La commission d'enquête n'étant pas un tribunal, elle ne prononcera pas de sentence, mais Blair a fait figure d'accusé vendredi.

«Je n'aurais pas fait l'Irak si je n'avais pas pensé que c'était juste», a dit l'ancien dirigeant poursuivi par le dossier irakien qui l'a contraint à écourter son 3e mandat, a terni son bilan, contribué à l'écarter de la présidence de l'UE et nourri son impopularité.

L'avocat de profession au sourire un rien crispé a systématiquement réfuté les critiques.

«Je croyais sans le moindre doute que l'Irak disposait d'armes de destruction massive», (ADM) sur la foi d'informations des services de renseignements, a-t-il dit. Et «le monstre» Saddam avait gazé son propre peuple et provoqué plus d'un million de victimes, a-t-il fait valoir.

 Il a balayé l'argument selon lequel la guerre était «illégale» en raison de l'ambiguïté d'une résolution 1441 de l'ONU sur l'Irak. Une seconde autorisant explicitement l'usage de la force «nous aurait simplifié la vie», s'est-il contenté de reconnaître.
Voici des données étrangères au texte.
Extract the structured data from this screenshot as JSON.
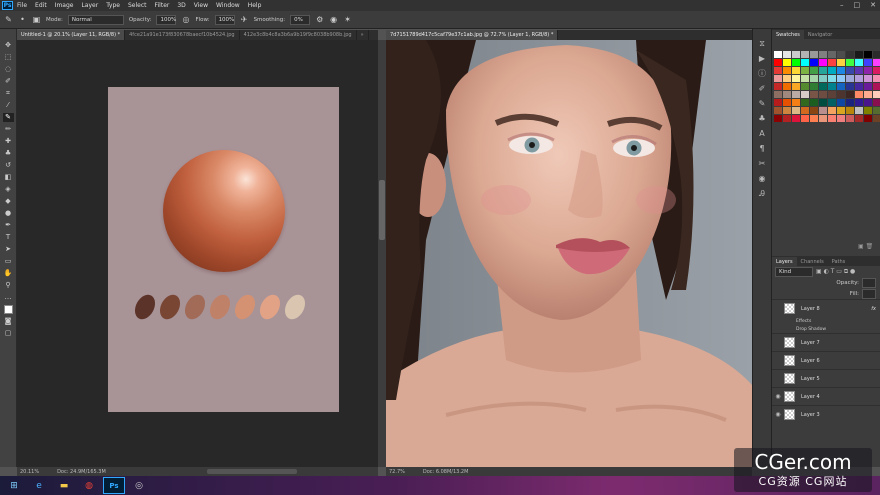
{
  "menubar": {
    "logo": "Ps",
    "items": [
      "File",
      "Edit",
      "Image",
      "Layer",
      "Type",
      "Select",
      "Filter",
      "3D",
      "View",
      "Window",
      "Help"
    ]
  },
  "options": {
    "mode_label": "Mode:",
    "mode_value": "Normal",
    "opacity_label": "Opacity:",
    "opacity_value": "100%",
    "flow_label": "Flow:",
    "flow_value": "100%",
    "smoothing_label": "Smoothing:",
    "smoothing_value": "0%"
  },
  "tabs": [
    {
      "label": "Untitled-1 @ 20.1% (Layer 11, RGB/8) *",
      "active": true
    },
    {
      "label": "4fce21a91e173f830678baecf10b4524.jpg",
      "active": false
    },
    {
      "label": "412e3c8b4c8a3b6a9b19f9c8038b908b.jpg",
      "active": false
    },
    {
      "label": "7d7151789d417c5caf79e37c1ab.jpg @ 72.7% (Layer 1, RGB/8) *",
      "active": true
    },
    {
      "label": "»",
      "active": false
    }
  ],
  "status": {
    "zoom1": "20.11%",
    "doc1": "Doc: 24.9M/165.3M",
    "zoom2": "72.7%",
    "doc2": "Doc: 6.08M/13.2M"
  },
  "panels": {
    "swatches_tab": "Swatches",
    "navigator_tab": "Navigator",
    "layers_tab": "Layers",
    "channels_tab": "Channels",
    "paths_tab": "Paths",
    "kind_label": "Kind",
    "opacity_label": "Opacity:",
    "fill_label": "Fill:"
  },
  "layers": [
    {
      "name": "Layer 8",
      "fx": "fx"
    },
    {
      "name": "Layer 7"
    },
    {
      "name": "Layer 6"
    },
    {
      "name": "Layer 5"
    },
    {
      "name": "Layer 4"
    },
    {
      "name": "Layer 3"
    }
  ],
  "layer_effects": {
    "effects": "Effects",
    "drop_shadow": "Drop Shadow"
  },
  "palette": {
    "dabs": [
      "#5c3329",
      "#7a4634",
      "#a16b57",
      "#c08169",
      "#d49273",
      "#e2a286",
      "#d9c5b0"
    ],
    "sphere_base": "#c1613f"
  },
  "swatch_colors": [
    "#ffffff",
    "#e6e6e6",
    "#cccccc",
    "#b3b3b3",
    "#999999",
    "#808080",
    "#666666",
    "#4d4d4d",
    "#333333",
    "#1a1a1a",
    "#000000",
    "#2b2b2b",
    "#ff0000",
    "#ffff00",
    "#00ff00",
    "#00ffff",
    "#0000ff",
    "#ff00ff",
    "#ff4040",
    "#ffd040",
    "#40ff40",
    "#40ffff",
    "#4040ff",
    "#ff40ff",
    "#e53935",
    "#fb8c00",
    "#fdd835",
    "#7cb342",
    "#43a047",
    "#26a69a",
    "#00acc1",
    "#1e88e5",
    "#3949ab",
    "#5e35b1",
    "#8e24aa",
    "#d81b60",
    "#ef9a9a",
    "#ffcc80",
    "#fff59d",
    "#c5e1a5",
    "#a5d6a7",
    "#80cbc4",
    "#80deea",
    "#90caf9",
    "#9fa8da",
    "#b39ddb",
    "#ce93d8",
    "#f48fb1",
    "#c62828",
    "#ef6c00",
    "#f9a825",
    "#558b2f",
    "#2e7d32",
    "#00695c",
    "#00838f",
    "#1565c0",
    "#283593",
    "#4527a0",
    "#6a1b9a",
    "#ad1457",
    "#8d6e63",
    "#a1887f",
    "#bcaaa4",
    "#d7ccc8",
    "#795548",
    "#6d4c41",
    "#5d4037",
    "#4e342e",
    "#3e2723",
    "#ff8a65",
    "#ffab91",
    "#ffccbc",
    "#b71c1c",
    "#e65100",
    "#f57f17",
    "#33691e",
    "#1b5e20",
    "#004d40",
    "#006064",
    "#0d47a1",
    "#1a237e",
    "#311b92",
    "#4a148c",
    "#880e4f",
    "#a0522d",
    "#cd853f",
    "#deb887",
    "#d2691e",
    "#8b4513",
    "#bc8f8f",
    "#f4a460",
    "#daa520",
    "#b8860b",
    "#c0c0c0",
    "#808000",
    "#556b2f",
    "#8b0000",
    "#b22222",
    "#dc143c",
    "#ff6347",
    "#ff7f50",
    "#e9967a",
    "#fa8072",
    "#f08080",
    "#cd5c5c",
    "#a52a2a",
    "#800000",
    "#6b4226"
  ],
  "watermark": {
    "big": "CGer.com",
    "small": "CG资源 CG网站"
  }
}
Quant à l'existence d'un pacte secret scellé avec «son ami Bush» en son ranch texan, un an avant la guerre? J'ai convenu - ni plus ni moins - qu'il «fallait traiter Saddam, mais les méthodes étaient ouvertes», sans exclure l'action militaire ni la diplomatie.

 Ceux qui espéraient des révélations à l'occasion de ce fascinant exercice en «archéologie politique», selon l'expression de la BBC, auront été déçus. De même ceux qui attendaient des excuses de la part du dirigeant, arrivé très tôt par une porte dérobée.

«J'aimerais qu'il me regarde dans les yeux et qu'il me dise 'je suis désolé'. Mais il n'en a pas les tripes», a laissé tomber Theresea Evans, dont le fils Llywelyn a été tué au premier jour du conflit.

À l'extérieur, quelques centaines de pacifistes contenus par plusieurs cordons de policiers ont conspué toute la journée Blair «le criminel de guerre».